"Operation Jinnah" | Story of retribution for personal loss
Shiv Aroor’s ‘Operation Jinnah’ initiates a new genre of fiction. It’s a thriller with a cause, be it gender equality or fighting terrorism or even wishing India’s success in being capable of designing an answer to an American stealth bomber.
The first chapter introduces the principle characters of the novel, Admiral Rana and his trusted lieutenant commanders, Vikramaditya Singh, Saraswati Subramanyam and Akeela Thomas in a submarine firing cruise missiles at the Jinnah Naval Base in Pakistan. While the mission gets aborted it gives a clearer idea that this novel is about a battle for supremacy between India and Pakistan. The story continues with its two narrators, the young lieutenant commanders and the admiral. It explores their personal stories and the fierce loyalty that binds all of them. The other strand brings us to Kashmir and the kidnapping of Varuna Rana, the daughter of the admiral. This novel is a story of retribution for personal loss as much as fighting against terrorism induced by Pakistan.

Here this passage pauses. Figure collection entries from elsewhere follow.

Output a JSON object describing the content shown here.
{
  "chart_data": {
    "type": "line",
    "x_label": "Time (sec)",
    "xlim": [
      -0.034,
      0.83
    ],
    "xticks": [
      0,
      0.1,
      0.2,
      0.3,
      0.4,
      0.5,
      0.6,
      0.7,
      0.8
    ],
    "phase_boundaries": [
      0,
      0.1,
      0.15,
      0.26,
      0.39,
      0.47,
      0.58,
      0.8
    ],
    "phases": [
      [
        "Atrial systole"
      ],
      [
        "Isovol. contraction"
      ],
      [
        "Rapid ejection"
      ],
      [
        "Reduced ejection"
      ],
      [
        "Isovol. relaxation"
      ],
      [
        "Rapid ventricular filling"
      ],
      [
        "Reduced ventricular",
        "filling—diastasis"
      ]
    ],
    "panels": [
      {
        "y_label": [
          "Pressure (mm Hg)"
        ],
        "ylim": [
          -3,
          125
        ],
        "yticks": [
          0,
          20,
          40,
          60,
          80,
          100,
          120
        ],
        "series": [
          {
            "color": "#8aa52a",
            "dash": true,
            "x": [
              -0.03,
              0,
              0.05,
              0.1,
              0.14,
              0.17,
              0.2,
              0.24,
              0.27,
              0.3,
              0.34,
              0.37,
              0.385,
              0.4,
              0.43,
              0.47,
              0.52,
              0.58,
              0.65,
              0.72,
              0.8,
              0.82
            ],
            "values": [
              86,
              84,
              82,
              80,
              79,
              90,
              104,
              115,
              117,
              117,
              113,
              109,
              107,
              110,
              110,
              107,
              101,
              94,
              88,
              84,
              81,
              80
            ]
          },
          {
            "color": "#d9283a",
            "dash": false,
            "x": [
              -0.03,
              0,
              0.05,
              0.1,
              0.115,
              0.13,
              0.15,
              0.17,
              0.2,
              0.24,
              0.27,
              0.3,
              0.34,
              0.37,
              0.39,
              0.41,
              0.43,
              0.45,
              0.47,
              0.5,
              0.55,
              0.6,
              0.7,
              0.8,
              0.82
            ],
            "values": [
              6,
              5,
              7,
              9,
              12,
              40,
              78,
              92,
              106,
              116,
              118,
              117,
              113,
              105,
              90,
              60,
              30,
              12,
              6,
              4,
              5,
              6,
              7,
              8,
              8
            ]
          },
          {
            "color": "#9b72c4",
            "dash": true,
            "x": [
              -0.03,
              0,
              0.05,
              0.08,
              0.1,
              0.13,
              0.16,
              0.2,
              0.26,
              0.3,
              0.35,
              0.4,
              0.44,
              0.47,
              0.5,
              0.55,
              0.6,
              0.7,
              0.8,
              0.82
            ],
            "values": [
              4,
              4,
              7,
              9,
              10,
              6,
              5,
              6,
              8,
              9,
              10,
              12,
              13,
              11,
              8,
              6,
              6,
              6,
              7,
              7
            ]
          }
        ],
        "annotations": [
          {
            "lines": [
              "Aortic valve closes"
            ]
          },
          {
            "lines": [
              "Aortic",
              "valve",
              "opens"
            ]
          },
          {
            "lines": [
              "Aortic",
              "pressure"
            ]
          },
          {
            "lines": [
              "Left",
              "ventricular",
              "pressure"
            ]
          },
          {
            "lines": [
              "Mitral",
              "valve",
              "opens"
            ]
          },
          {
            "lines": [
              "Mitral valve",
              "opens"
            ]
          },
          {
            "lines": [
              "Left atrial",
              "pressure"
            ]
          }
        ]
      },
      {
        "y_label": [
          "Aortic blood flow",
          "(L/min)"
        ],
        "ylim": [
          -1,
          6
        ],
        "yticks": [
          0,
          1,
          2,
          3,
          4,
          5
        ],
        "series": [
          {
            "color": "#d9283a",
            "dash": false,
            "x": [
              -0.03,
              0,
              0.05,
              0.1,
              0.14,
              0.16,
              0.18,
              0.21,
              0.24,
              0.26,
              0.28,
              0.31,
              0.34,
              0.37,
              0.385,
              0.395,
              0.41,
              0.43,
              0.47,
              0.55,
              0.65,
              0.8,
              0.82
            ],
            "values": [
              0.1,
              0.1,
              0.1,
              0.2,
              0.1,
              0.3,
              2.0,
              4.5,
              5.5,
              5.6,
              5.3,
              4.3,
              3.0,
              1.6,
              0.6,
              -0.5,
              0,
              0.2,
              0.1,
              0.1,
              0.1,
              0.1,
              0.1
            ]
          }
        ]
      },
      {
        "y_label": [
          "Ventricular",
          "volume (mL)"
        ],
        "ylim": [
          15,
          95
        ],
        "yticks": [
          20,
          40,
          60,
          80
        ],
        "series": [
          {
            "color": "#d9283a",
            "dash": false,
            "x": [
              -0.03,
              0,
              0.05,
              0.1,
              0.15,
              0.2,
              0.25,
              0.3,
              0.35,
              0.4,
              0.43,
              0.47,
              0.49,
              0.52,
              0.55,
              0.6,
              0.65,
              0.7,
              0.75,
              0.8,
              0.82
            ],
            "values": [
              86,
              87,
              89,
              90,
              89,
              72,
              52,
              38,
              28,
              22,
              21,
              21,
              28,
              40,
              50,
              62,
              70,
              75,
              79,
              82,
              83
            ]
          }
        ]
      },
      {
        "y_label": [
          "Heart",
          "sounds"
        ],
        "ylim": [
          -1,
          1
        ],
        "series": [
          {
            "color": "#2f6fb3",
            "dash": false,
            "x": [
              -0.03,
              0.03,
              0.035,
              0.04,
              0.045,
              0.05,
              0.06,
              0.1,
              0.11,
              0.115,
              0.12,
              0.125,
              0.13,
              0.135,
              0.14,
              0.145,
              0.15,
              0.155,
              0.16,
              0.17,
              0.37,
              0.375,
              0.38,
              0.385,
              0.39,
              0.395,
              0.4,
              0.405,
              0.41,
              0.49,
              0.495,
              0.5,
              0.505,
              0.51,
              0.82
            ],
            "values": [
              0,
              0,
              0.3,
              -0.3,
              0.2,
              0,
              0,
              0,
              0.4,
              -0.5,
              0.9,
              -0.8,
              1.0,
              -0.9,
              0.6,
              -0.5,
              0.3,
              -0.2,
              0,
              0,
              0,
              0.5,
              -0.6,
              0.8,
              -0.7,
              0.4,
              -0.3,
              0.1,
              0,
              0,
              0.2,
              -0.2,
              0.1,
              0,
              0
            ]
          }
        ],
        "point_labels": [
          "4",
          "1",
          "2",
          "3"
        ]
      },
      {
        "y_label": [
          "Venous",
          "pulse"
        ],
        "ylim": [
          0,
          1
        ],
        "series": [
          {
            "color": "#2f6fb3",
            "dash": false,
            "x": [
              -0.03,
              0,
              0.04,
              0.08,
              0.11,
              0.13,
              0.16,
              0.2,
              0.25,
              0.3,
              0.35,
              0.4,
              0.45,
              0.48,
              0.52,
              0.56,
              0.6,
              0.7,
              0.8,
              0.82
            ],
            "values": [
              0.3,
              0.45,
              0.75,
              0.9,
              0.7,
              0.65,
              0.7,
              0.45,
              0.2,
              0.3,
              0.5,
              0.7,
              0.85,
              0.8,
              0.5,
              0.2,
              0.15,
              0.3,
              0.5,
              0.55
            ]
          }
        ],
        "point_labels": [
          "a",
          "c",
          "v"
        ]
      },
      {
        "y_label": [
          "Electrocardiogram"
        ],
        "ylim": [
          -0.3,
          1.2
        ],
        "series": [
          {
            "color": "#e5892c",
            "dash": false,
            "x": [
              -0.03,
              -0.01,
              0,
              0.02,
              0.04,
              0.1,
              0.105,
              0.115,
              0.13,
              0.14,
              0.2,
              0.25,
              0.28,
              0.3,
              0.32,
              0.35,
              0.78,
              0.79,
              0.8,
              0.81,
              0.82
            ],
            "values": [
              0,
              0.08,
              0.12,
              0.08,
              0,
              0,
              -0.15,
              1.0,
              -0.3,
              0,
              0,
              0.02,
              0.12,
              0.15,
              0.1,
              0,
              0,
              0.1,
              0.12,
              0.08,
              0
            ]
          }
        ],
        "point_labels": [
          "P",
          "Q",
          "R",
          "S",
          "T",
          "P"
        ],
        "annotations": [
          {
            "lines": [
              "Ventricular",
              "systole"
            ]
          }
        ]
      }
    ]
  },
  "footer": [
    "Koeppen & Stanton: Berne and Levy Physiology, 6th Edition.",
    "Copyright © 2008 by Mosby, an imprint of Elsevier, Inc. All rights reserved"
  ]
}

As we are drawn into personal angles, we learn that Akeela Thomas is a maths wizard and grew up at an orphanage in Kerala. Rana met her at an event organised to honour Kerala’s military heroes. As Rana heard her formal speech on the occasion, he on an impulse decided to ensure that she made it to the navy. She later became the first female Special Forces soldier. Saraswati’s background is unusual too. Born as Sravanan, he lost both his parents to a cyclonic storm and grew up in various orphanages. He always saw himself as a woman as a result of which he joined the Navy as cis gender and later became a trans-woman with a new name Saraswati. Vikramaditya Singh and Admiral Rana both lost their family members to terrorist attacks. The first two lieutenant commanders are indebted to Rana for the opportunity that changed their lives. But between Vikramaditya and Admiral Rana there is a common bond of grief which makes them fight terrorism unleashed by Pakistan on a level that goes beyond the call of duty.
The kidnapper Ataullah too has an axe to grind against Admiral Rana. As a thirteen year old boy he was a witness to the act of killing his father by the Admiral and his team. This task was the first successful mission for avenging the terrorist attacks in Bombay in which Ataullah’s father was a key person. The daredevil act is narrated using a timeline which builds up the suspense and gives the reader a feeling of participation in this mission.
This is a novel which has covered a time-span of seven years. It starts with the aborted mission of Operation Jinnah and ends with the successful completion of the same. Between these two actions there is the account of Rana and his team entering PoK, and successfully completing their mission on two occasions. There is a painstaking effort to build up technological background of the mission along with maps and diagrams to guide the reader. The international press, the Indian prime minister, the Pakistani president and even the US president are involved in this game of terrorism and counter terrorism.
The novel has a pace and a well structured plot. The thought that the Navy or the Defence Services in general should be accessible to any gender is expressed with subtlety. The novel talks of a day when Pakistan’s involvement with terrorist activities would be acknowledged by the United States and India would be capable of a retaliation Pakistan deserves.
However there is a loose end, which is almost acknowledged in the book as something for which there is no explanation – Akeela’s contact person in PoK. The escape in the second mission in PoK owed as much to luck as to the bravery of the participants. ‘Operation Jinnah’ keeps one engrossed while reading and we can be hopeful about novels of similar genres in future. This review though reveals the backgrounds of most of the participants, does not talk about the details of the surgical strikes. Those are for the readers to discover.